Edinburgh Maraton Festivali

Ankara İstanbul ve oradan da Edinburgh! Yaptığımız yolculuk pek keyifliydi. Mayıs ayının sonunda Ankara’da hava gayet sıcak olmasına karşın Edinburgh oldukça soğuk ve genelde yağışlıydı.

Edinburgh havaalanı oldukça küçük. Buna rağmen hiçbir şey üstünkörü değil. Başta ulaşım olmak üzere aradığınız her şeye kolaylıkla ulaşıyorsunuz.


 Makinalarda Türk Lirasının Sterline çevrilmesi mümkündü ancak 4.09 TL ödediğinizde 1 Sterlin veriyorlar.
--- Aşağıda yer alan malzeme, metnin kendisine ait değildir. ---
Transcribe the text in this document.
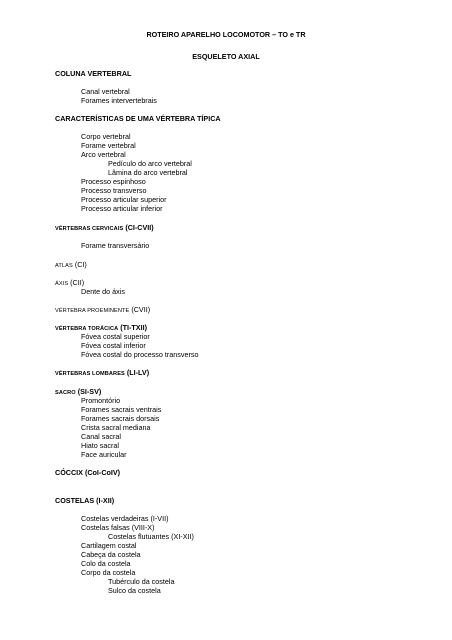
ROTEIRO APARELHO LOCOMOTOR – TO e TR
ESQUELETO AXIAL
COLUNA VERTEBRAL
Canal vertebral
Forames intervertebrais
CARACTERÍSTICAS DE UMA VÉRTEBRA TÍPICA
Corpo vertebral
Forame vertebral
Arco vertebral
Pedículo do arco vertebral
Lâmina do arco vertebral
Processo espinhoso
Processo transverso
Processo articular superior
Processo articular inferior
VÉRTEBRAS CERVICAIS (CI-CVII)
Forame transversário
ATLAS (CI)
ÁXIS (CII)
Dente do áxis
VÉRTEBRA PROEMINENTE (CVII)
VÉRTEBRA TORÁCICA (TI-TXII)
Fóvea costal superior
Fóvea costal inferior
Fóvea costal do processo transverso
VÉRTEBRAS LOMBARES (LI-LV)
SACRO (SI-SV)
Promontório
Forames sacrais ventrais
Forames sacrais dorsais
Crista sacral mediana
Canal sacral
Hiato sacral
Face auricular
CÓCCIX (CoI-CoIV)
COSTELAS (I-XII)
Costelas verdadeiras (I-VII)
Costelas falsas (VIII-X)
Costelas flutuantes (XI-XII)
Cartilagem costal
Cabeça da costela
Colo da costela
Corpo da costela
Tubérculo da costela
Sulco da costela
Aynı Sterlini verip TL almak istediğinizde ise rakam 3.10 oluyordu. Demek ki hazırlıksız gitmemek lazım.
Havaalanından şehir merkezine ulaşım çok rahat. Airlink adlı otobüslerden başka bir yöntemi tercih etmek olsa olsa zenginlik belirtisidir.
Otobüslerin içi de gayet enteresan. Bavullar için ayrı bir bölüm yapılmış. Ayrıca iki katlı otobüslerin sizi karşılaması da ayrıca keyif verici. 
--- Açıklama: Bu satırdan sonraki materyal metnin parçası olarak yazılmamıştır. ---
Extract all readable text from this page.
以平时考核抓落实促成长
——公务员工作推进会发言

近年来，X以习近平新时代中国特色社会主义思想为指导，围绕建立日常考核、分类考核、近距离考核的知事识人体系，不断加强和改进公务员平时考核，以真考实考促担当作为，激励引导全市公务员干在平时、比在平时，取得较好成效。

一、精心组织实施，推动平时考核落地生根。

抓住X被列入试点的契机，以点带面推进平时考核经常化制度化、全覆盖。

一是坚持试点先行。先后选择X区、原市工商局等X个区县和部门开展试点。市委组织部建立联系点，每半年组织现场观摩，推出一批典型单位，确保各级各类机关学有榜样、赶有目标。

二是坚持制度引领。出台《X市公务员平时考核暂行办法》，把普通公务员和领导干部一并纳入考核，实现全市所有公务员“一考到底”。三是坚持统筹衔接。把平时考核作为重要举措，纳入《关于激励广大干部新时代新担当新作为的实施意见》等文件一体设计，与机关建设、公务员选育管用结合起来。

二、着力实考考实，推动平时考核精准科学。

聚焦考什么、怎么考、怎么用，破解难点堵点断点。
Kişi başı 7 Sterlin ödeyerek gidiş dönüş biletlerimizi aldık. (Siyasi gücü ifade etmemek için Pound demek istemem) 


Otobüsün son durağı şehir merkezi oldu. Kısa bir yürüyüş ile önce şehir merkezi olan Princes  Street’e ulaştık.
Şehir tamamen tarihi yapılardan ve yeşil alanlardan oluşuyor. 
İnsan böyle bırakır mı canım. Şöyle 40 katlı konut projeniz, bir AVM çalışmanız yok mu diye soracak oluyoruz ama bunlar konudan bile haberdar değil. Ne tuhaf değil mi? Adam Smith Edinburgh’un içinden.
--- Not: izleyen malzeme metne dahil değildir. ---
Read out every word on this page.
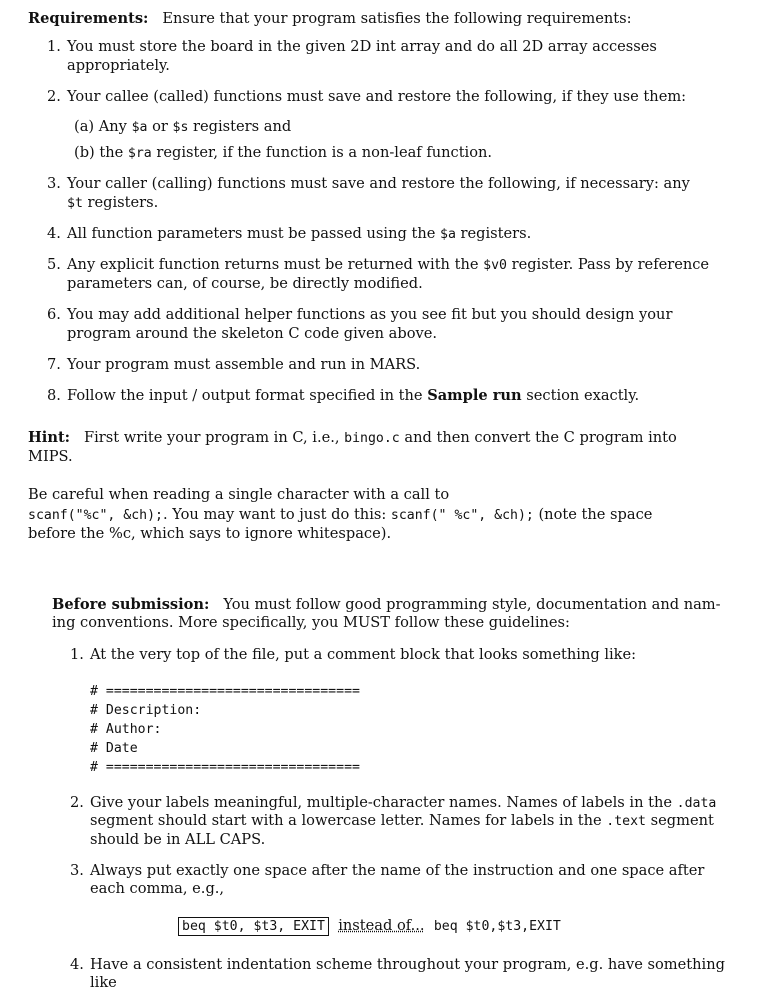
Requirements: Ensure that your program satisfies the following requirements:
1. You must store the board in the given 2D int array and do all 2D array accesses
appropriately.
2. Your callee (called) functions must save and restore the following, if they use them:
(a) Any $a or $s registers and
(b) the $ra register, if the function is a non-leaf function.
3. Your caller (calling) functions must save and restore the following, if necessary: any
$t registers.
4. All function parameters must be passed using the $a registers.
5. Any explicit function returns must be returned with the $v0 register. Pass by reference
parameters can, of course, be directly modified.
6. You may add additional helper functions as you see fit but you should design your
program around the skeleton C code given above.
7. Your program must assemble and run in MARS.
8. Follow the input / output format specified in the Sample run section exactly.
Hint: First write your program in C, i.e., bingo.c and then convert the C program into
MIPS.
Be careful when reading a single character with a call to
scanf("%c", &ch);. You may want to just do this: scanf(" %c", &ch); (note the space
before the %c, which says to ignore whitespace).
Before submission: You must follow good programming style, documentation and nam-
ing conventions. More specifically, you MUST follow these guidelines:
1. At the very top of the file, put a comment block that looks something like:
# ================================
# Description:
# Author:
# Date
# ================================
2. Give your labels meaningful, multiple-character names. Names of labels in the .data
segment should start with a lowercase letter. Names for labels in the .text segment
should be in ALL CAPS.
3. Always put exactly one space after the name of the instruction and one space after
each comma, e.g.,
beq $t0, $t3, EXIT instead of... beq $t0,$t3,EXIT
4. Have a consistent indentation scheme throughout your program, e.g. have something
like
Koşunun büyük kısmının da şehrin merkezindeki yeşil alanda yapılacağını görünce daha da şaşırdık. Yeşil alan deyip geçmeyin. Hollyroad Park ve çevresindeki yeşil alan koş koş bitmiyor.

Kalacağımız yeri de koşunun yapılacağı yere yakın bir yerden seçtik. Hem ekonomi hem de ulaşım kolaylığı sağlayan bu otel E.Mayfiled de bulunuyordu. Sanırım tüm evler konaklama hizmeti vermekteydi.

Koşuda kullanılacak göğüs numarasını ve diğer eşyaları almak üzere İskoç Parlamentosunun yakınında inşa edilmiş olan “Our Dynamic Earth” yapısına geçtik. Daha çok çocukların bilimsel gelişmeleri için kullanılan bu yapıda beni en çok şaşırtan şey, yüzlerce çocuğun belli kurallar çerçevesinde, sakince ve ses çıkarmadan yemeklerini yemeleri oldu.


Göğüs numarası ve diğer eşyaları aldıktan sonra, İskoçya’nın ünlü barlarından birini ziyaret ettik. Çok güzel bir atmosferde ve geleneksel bir barda bulunmaktan çok keyif aldık. 

Belirtmeden geçemeyeceğim: bölgede balık çok ancak okyanus balığı lüferin tadını vermiyor. Kıymetini bilmek lazım.




Unutmadan: ödediğiniz katılım ücretinin büyük bir kısmı, yarış organizasyonu tarafından Macmillan Kanser Araştırma fonuna bağışlanıyor. Ayrıca hemen herkes en az bir yardım kuruluşuna daha kaynak bulmak için koşuyordu. Bunu da not etmek istedim.

Oldukça düzgün bir profile sahip olan bu parkurda derecemi bir miktar daha geliştirdim. 

 
Derecenin gelişmesinde belki de en önemli etken hiç kuşku yok ki havanın serin ve kapalı olmasıydı.